“What we resist, persists.” -Anonymous
Last weekend I found myself at a meditation retreat steeping in my own resistance. Don’t get me wrong- I love to meditate and have been using a variety of guided meditations to bolster my positivity practice for many years. Meditation is how I got through many sleepless nights, sometimes with profound revelatory moments of peace and insight. So, it wasn’t meditation that I was resisting, rather a very old belief that spiritual truths shouldn’t be taught by those seeking money. It is a resistance I have known for so long that I can’t remember not having it. I was a small child when I learned for the first time how much it cost to belong to temples and churches; and even more vividly, in my early twenties at a meditation retreat in France when the teacher bartered my attendance- in exchange for not having money he required me to stay alone for hours in a dark cave. I didn’t.
It was an offhand remark from one of my teachers regarding the difference in effect between her meditation and mine that emboldened me to leap over my habitual response and pay the substantial fee to participate. Several other treasured teachers, who I work with on other healing modalities, also gave their convincing testimonials of how this particular meditation practice had changed their lives. Throughout the weekend of very long talks, varied Hindu rituals, and chants in Sanskrit, I struggled- almost right up to the moment of my own private initiation- with the competing feelings of wanting to be open to what this experience might hold for me, and the insistent irritating voices of resistance.

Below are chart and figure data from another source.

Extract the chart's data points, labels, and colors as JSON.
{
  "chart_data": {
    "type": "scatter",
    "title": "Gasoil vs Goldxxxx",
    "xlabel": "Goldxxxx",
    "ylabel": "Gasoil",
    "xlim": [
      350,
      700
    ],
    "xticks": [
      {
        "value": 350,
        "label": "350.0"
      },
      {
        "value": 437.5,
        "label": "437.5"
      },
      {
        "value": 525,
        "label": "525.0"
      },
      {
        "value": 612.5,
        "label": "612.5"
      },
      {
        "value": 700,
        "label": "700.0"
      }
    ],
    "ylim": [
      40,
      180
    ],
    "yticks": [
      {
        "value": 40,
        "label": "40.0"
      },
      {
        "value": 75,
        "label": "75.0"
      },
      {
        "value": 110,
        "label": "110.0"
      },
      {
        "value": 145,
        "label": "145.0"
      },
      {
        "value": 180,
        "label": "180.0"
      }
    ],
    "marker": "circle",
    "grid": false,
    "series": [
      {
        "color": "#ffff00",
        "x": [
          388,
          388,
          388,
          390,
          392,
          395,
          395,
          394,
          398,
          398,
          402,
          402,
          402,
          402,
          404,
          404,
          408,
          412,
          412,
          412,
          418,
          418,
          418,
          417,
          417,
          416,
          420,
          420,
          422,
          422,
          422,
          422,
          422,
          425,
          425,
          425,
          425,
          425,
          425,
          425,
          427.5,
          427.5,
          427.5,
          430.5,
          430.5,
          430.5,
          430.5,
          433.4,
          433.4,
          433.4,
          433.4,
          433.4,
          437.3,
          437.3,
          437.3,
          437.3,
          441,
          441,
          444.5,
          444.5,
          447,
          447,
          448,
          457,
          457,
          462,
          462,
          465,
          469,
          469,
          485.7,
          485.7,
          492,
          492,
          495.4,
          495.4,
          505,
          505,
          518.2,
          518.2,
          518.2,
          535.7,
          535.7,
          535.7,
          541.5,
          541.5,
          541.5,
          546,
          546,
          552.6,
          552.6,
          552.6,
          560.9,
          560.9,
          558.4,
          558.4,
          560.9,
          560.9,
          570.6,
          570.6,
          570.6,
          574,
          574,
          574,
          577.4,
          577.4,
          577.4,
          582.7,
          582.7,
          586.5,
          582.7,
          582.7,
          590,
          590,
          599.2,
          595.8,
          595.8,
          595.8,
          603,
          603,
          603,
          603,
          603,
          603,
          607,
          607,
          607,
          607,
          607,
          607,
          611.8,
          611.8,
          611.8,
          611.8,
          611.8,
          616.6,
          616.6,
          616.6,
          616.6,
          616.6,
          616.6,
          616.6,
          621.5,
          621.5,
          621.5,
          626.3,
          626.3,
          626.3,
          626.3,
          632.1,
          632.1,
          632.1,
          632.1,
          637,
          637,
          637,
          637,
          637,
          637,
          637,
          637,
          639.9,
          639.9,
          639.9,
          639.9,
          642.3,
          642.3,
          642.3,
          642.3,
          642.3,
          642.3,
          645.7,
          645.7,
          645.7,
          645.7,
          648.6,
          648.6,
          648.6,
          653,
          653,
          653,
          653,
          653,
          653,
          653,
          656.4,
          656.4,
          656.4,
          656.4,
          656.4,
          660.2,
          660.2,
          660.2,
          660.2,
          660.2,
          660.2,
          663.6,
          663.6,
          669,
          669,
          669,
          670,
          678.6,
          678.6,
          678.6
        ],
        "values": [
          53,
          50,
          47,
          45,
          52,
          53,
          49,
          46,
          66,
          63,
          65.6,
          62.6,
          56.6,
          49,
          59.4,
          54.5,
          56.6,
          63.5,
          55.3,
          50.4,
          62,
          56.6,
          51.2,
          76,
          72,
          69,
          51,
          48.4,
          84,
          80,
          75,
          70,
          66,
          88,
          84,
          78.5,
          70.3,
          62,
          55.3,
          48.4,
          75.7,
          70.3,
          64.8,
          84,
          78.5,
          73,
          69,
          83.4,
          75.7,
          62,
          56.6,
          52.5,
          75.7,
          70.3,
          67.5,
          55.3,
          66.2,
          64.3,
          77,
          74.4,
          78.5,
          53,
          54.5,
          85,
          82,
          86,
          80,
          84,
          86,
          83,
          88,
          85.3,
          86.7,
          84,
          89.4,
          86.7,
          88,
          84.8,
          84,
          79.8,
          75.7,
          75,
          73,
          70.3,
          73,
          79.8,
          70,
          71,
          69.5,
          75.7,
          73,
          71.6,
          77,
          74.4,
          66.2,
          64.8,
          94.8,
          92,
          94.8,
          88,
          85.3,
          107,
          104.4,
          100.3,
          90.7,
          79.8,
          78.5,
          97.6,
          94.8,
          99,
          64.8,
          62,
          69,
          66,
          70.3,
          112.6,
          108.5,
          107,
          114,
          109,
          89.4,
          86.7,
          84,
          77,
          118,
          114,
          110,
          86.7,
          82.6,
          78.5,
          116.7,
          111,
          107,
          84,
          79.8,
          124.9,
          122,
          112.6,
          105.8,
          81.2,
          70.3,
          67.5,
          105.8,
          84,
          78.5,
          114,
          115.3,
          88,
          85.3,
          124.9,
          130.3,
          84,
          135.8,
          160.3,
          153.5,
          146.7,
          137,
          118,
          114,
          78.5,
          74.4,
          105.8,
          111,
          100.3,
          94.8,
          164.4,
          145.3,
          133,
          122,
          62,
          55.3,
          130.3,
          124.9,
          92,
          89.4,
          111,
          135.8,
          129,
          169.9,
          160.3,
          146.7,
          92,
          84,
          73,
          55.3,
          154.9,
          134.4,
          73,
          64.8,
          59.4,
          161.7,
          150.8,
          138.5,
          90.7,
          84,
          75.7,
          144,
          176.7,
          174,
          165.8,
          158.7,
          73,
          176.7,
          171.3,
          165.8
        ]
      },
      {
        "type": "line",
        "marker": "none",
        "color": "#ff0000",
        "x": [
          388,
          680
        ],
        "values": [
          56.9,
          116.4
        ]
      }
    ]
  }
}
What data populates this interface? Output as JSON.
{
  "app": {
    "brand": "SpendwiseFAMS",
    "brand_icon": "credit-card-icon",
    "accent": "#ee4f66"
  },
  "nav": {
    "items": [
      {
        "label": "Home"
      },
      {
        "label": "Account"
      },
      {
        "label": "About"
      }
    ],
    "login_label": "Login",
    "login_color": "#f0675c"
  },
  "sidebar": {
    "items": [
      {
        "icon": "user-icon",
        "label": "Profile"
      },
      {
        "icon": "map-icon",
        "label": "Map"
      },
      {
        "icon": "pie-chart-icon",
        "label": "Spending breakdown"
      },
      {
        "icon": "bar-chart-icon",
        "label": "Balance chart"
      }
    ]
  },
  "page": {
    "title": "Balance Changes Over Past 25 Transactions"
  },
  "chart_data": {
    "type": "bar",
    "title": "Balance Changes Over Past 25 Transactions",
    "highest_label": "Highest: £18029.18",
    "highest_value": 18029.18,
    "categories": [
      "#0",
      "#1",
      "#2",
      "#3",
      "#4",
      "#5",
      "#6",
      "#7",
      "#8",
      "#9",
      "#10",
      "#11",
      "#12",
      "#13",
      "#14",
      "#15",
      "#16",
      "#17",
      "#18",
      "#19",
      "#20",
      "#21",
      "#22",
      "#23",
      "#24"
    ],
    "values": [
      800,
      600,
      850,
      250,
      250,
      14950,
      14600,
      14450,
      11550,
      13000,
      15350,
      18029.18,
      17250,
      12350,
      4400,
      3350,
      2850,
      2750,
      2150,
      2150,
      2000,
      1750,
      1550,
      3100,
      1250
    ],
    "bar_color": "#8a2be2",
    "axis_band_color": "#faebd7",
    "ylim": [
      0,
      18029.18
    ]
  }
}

In the quiet, a shift occurred- instead of fighting the voices of resistance, I started asking it some new questions and listening as if to an old friend. As these old memories surfaced, I realized that my resistance wasn’t really protecting me as much as it was keeping me from learning more about what I wanted to know. When the event leader compared the difference in life of those who dabble in the spiritual (like tinkering with stuff in a basement) to those who fully commit themselves to learning ancient teachings, I recognized myself. He went on to explain how much maturity it takes to learn in a disciplined way and that some knowledge, passed down for millennia, is sacred and deserves protection. At it’s core, every organized religion shares this conviction of protecting and serving its sacred knowledge.
John Dewey once wrote: “The path of least resistance and least trouble is a mental rut already made. It requires troublesome work to undertake the alternation of old beliefs.”
In part, this is true because we don’t always have insight into the ways we resist. And like everything that we don’t see about ourselves, it comes to shape us. Like our deepest values, which often go unspoken, our resistance acts like a buffer, shielding and separating us from a great deal of life and our own potential.
The truth of this spiritual initiation was resonant from the first utterance of the mantra, which I was given as a tool, to guide me into the heart of my own stillness. And even though I have been using a variety of spoken mantras from dozens of meditations for more than a decade, nothing compares to the internal resonance that this sound gifts me. In each meditation I find myself so still, I nearly don’t breathe. Within moments of beginning, I slip easily into a deep peaceful stillness that I have been seeking all this time. I am amazed and grateful and am thinking about my resistance in an entirely new way. In the end, I don’t know if befriending my resistance opened the way for the mantra or if the mantra dispelled the resistance, but it doesn’t really matter… What really matters is the freedom that comes when resistance releases.